Non-compete clauses (NCCs), which prohibit employees from leaving for other jobs with competitors, have been a fixture of American work life for many years. Those in senior management positions usually have their NCCs negotiated by an attorney before joining an organization, and may get paid substantially for doing so.
But non-compete clauses are not just used for high-skill, high-paying jobs. Not so well known is that they are increasingly common in lower-level positions—in many states, people in all types of jobs and at all levels of compensation can be “asked” to sign an agreement—even after they agree to take a job. Their reward is often little more than they get to keep their jobs, although they may receive some compensation if they are fired without cause.
NCCs are hundreds of years old and occur all over the world. For example, an English common law court in 1414 chose not to enforce such an agreement, claiming that it represented restraint of trade. A watershed 1711 case, Mitchel v. Reynolds, validated non-competes at least with regard to compensation for compliance after being terminated. Globally, India allows the use of such clauses only when it is judged to be in support of trade and commerce. European countries generally allow them for certain time periods (two or three years) and limited geography. The United Kingdom allows them only if there is a legitimate business interest other than merely competition. In the US, all but a handful of states allow them, but with a variety of laws and legal interpretations.
Making the arguments
The argument for NCCs goes something like this: When people move from one organization to another, they take with them what they have learned as well as their skills. If they are senior enough, they may also take trade secrets (although those are covered by NDAs, non-disclosure agreements, close relatives to NCCs). In certain industries in which startups are relatively easy, such as hair salons, NCCs are said to make sense, especially if there is a tendency to start competitive businesses in the same market. (That helps explain why 30% of US hair stylists are required to sign NCCs even though their compensation levels are relatively low.) Perhaps most important, the existence of an NCC is said to encourage organizations to make investments in employees in the form of training and education.

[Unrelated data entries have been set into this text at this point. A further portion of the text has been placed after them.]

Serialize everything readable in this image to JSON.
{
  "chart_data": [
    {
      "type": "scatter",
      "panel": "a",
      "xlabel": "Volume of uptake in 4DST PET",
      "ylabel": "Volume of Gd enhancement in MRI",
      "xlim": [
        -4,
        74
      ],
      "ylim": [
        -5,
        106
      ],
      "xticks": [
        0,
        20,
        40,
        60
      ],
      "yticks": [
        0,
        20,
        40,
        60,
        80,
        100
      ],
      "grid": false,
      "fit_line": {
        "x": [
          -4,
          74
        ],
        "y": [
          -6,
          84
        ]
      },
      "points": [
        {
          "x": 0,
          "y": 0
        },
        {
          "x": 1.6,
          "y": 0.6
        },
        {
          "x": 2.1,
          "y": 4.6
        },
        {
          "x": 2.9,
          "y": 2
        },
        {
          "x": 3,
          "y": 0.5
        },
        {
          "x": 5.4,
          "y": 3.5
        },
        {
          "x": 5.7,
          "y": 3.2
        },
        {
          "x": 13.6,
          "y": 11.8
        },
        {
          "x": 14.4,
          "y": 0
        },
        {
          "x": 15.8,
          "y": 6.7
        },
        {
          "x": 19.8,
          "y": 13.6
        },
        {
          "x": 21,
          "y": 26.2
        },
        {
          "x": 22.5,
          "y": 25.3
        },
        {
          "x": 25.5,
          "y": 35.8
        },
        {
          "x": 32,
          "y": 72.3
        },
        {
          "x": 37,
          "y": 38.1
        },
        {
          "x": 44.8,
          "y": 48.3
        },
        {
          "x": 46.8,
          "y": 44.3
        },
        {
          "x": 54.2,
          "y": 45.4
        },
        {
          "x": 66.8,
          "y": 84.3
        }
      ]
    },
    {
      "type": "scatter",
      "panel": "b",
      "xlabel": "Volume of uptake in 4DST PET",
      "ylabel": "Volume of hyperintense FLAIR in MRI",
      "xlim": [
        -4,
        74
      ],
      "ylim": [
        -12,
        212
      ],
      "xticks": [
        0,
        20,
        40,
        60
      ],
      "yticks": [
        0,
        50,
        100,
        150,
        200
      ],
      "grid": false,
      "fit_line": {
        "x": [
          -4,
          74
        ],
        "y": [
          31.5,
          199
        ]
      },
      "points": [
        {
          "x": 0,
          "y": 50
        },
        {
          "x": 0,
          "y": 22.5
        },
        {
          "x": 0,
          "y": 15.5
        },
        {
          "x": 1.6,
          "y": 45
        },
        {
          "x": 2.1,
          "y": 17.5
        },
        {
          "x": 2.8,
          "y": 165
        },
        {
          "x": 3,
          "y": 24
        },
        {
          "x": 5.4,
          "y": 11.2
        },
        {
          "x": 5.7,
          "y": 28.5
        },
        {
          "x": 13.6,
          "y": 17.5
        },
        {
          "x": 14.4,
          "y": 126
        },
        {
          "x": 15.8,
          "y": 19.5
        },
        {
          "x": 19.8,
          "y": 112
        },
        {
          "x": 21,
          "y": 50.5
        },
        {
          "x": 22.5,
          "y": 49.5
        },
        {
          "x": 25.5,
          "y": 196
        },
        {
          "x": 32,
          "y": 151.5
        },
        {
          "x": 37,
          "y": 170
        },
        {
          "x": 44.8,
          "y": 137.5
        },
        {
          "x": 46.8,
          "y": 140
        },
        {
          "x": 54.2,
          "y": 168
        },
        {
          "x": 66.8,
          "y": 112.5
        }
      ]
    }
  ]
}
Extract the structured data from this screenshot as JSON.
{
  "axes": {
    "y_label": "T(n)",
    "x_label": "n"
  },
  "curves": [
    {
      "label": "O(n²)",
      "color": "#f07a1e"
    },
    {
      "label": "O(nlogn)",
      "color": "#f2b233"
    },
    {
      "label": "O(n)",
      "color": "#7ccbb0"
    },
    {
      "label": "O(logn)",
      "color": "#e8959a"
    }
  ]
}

What may surprise you is how far down into the organization NCCs can legally extend. Some states only disallow them for workers making less than $13 per hour. One of the first states to exempt workers from non-competes, Oregon, freed only those making less than the median income for a family of four.In many states, people in all types of jobs and at all levels of compensation can be ‘asked’ to sign an agreement.
The case against NCCs, particularly for lower-level positions, is that they can unnecessarily restrict an employee’s upward mobility and reduce wage and benefits competition among employers. According to statistics cited by the US Senate Committee on Small Business and Entrepreneurship, 12% of workers earning less than $20,000, and 15% of workers earning between $20,000 and $40,000, are subject to non-compete agreements.
Because laws regarding NCCs represent a patchwork among states, a question continually arises about their enforceability across state lines. One solution advanced by unions and public advocacy groups is to ban such clauses at the national level. US Senator Marco Rubio supports the notion. But his proposal would cover only those making less than $23,360 per year (those eligible for overtime pay under federal law). In reality, how many employers are going to try to enforce non-compete agreements against workers at those pay levels?
It stands to reason that NCCs restrict movement of employees from one job to another. Those who can move tend to make more money than those who stay with one organization. In a study of Oregon’s plan, the rate of job mobility and pay for employees exempted from NCCs went up rapidly.
California stands alone as a state that has prohibited NCCs for many years. Many argue that it hasn’t hurt business in the state. After all, Silicon Valley, with all of its training and talent, has been able to thrive without NCCs, although California does enforce non-disclosure agreements related to trade secrets.
According to this argument, if it can work in California, why not extend the practice nationally? Should non-compete clauses be prohibited throughout the US? What do you think?